This Collection Of Marvel’s Earliest Comics Is Absolutely, Well, Marvellous

This Collection Of Marvel’s Earliest Comics Is Absolutely, Well, Marvellous

This year, Marvel Comics turns 80, and the company is already doing all sorts of things to celebrate its big anniversary. But one of the latest is a collaboration with high-end book publisher the Folio Society that’s giving us a gorgeous recreation of one of the comics that started it all.

The just-revealed Marvel Comics: The Golden Age 1939-1949 is a hardback collection of some of the earliest and most influential comics of the publisher’s earliest years — back when it was still called Timely Comics rather than Marvel. Specially curated by famous Marvel editor Roy Thomas, the hardback (presented in a retro-comics-inspired case designed by Marco D’Alfonso) collects five comics from that initial decade covering some of Marvel’s formative characters, from Namor the Sub-Mariner, to the original Human Torch, to Captain America.

One of the most interesting of the five is a 64-page facsimile of the first issue in the series that would one day give Timely its famous name: Marvel Comics #1. Every comic in the collection is based on archival vintage material from both Marvel’s own archives and the private collections of fans, seeking to ensure the most faithful and accurate representations of the original material are brought to life.
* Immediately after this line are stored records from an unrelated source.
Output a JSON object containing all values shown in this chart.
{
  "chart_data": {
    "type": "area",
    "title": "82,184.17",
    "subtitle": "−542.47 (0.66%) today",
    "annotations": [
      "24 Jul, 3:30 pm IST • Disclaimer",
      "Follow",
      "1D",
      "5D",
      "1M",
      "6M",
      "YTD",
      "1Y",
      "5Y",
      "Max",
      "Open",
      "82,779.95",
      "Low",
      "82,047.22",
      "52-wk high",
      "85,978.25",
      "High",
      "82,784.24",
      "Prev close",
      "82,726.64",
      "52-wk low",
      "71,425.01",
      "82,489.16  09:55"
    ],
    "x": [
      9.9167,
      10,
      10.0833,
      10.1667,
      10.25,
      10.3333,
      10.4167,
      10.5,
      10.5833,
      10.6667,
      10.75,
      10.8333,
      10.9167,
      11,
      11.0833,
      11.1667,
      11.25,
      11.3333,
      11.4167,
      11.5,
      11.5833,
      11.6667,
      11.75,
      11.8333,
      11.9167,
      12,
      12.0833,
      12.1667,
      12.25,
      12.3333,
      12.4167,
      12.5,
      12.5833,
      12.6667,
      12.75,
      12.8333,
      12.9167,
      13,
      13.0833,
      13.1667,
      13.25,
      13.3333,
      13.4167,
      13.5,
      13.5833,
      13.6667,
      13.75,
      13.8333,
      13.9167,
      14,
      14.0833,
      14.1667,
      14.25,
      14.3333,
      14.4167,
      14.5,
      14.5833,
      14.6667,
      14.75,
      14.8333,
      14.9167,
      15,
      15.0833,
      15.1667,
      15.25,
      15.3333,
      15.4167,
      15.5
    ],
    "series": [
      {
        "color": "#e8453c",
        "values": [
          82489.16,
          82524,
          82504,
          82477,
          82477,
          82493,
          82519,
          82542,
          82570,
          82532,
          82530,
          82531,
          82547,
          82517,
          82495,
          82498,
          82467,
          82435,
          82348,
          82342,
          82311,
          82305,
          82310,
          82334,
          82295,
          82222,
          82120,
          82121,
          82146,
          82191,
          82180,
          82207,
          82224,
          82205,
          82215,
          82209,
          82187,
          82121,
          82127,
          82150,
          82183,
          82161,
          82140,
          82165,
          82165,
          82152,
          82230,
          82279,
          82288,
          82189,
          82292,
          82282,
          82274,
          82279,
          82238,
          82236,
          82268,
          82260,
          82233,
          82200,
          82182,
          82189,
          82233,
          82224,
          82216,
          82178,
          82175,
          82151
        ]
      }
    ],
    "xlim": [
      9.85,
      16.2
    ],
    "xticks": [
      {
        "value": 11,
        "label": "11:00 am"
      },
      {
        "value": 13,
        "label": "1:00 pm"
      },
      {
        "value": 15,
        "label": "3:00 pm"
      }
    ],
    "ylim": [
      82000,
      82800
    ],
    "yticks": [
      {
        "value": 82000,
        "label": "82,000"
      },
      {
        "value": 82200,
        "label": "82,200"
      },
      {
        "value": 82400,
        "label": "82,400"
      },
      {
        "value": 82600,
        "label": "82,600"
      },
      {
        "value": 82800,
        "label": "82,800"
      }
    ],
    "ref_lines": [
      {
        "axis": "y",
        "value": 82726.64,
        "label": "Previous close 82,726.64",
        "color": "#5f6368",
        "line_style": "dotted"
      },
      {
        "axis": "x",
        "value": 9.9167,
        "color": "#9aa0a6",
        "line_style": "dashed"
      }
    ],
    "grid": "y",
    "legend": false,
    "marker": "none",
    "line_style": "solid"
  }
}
If all that wasn’t enough, the hardback also comes with a bonus print by D’Alfonso himself featuring the characters included in the collection, which, between Cap, Namor, and Jim Hammond (the original, android Human Torch), is essentially an Invaders reunion with a few extra guest stars.

But that marvellous-ness also carries on over to the price: When it releases September 25, The Golden Age will cost you a whopping $US225 ($332). Considering the Folio Society plans on more collaborations with Marvel going forward, you’re gonna wanna start saving up now if this catches your interest.